Microarchitecture Reverse Engineering Software

Post Views: 15

Microarchitecture Reverse Engineering Simplified with New Operating System

Researchers have long faced challenges when attempting to isolate and analyze the subtle interactions between user code and kernel code within computer processors. To mitigate these issues, a team of developers from MIT’s Computer Science and Artificial Intelligence Laboratory (CSAIL) created Fractal, a new operating system designed specifically for microarchitecture reverse engineering.

Overcoming the Limitations of General-Purpose Operating Systems

The problem lies in the fact that most general-purpose operating systems introduce variability into the experimental process. This variability stems from the complex relationships between the operating system, the processor, and the applications being tested. As a result, researchers must resort to ad-hoc solutions, such as patching the kernel or writing custom drivers, to achieve the desired level of control. However, even these approaches can have unintended consequences, introducing further variables that complicate the analysis.

FRACTAL: A Robust Framework for Controlling Access

To address this challenge, the developers of Fractal started from scratch, creating a new kernel that supports three 64-bit architectures: X86_64, AARCH64, and RISC-V. This kernel, which comprises approximately 31,000 lines of code, allows researchers to dictate the exact order in which threads run and to control the access privileges of individual threads. Additionally, Fractal provides a cooperative scheduler and a memory region called the “gmap” that enables researchers to replace specific physical addresses with a large virtual area.

According to the developers of Fractal, their goal was to create a platform that would enable researchers to conduct microarchitecture reverse engineering experiments with greater accuracy and precision. They achieved this by providing a robust framework for controlling access and reducing “software noise.”

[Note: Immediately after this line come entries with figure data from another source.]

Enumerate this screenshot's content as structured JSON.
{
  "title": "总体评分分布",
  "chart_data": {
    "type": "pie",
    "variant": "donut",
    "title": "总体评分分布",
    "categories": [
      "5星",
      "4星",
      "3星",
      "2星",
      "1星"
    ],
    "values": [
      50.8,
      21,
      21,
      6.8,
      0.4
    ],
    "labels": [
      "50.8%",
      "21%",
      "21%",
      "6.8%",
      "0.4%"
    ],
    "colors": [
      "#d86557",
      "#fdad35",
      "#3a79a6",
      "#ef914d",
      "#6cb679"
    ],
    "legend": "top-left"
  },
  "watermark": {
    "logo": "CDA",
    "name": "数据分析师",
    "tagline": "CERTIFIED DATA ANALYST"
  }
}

A Successful Application of FRACTAL: Uncovering Undocumented Behavior in the Apple M1 Branch Predictor

The team behind Fractal successfully utilized their creation to uncover previously undocumented behavior in the Apple M1 branch predictor. Their findings indicate that the indirect branch predictor fails to prevent user-trained targets from being speculatively fetched in kernel mode. Furthermore, the conditional branch predictor does not exhibit privilege isolation on either the performance or efficiency cores. These discoveries contradict earlier research, highlighting the importance of controlled experimentation in understanding microarchitecture behavior.

Conclusion

With Fractal, researchers now have a reliable tool for conducting microarchitecture reverse engineering experiments, allowing them to draw more accurate conclusions from their findings. As the complexity of modern computing continues to grow, the development of tools like Fractal will become increasingly essential for advancing our understanding of computer systems and improving their security and reliability.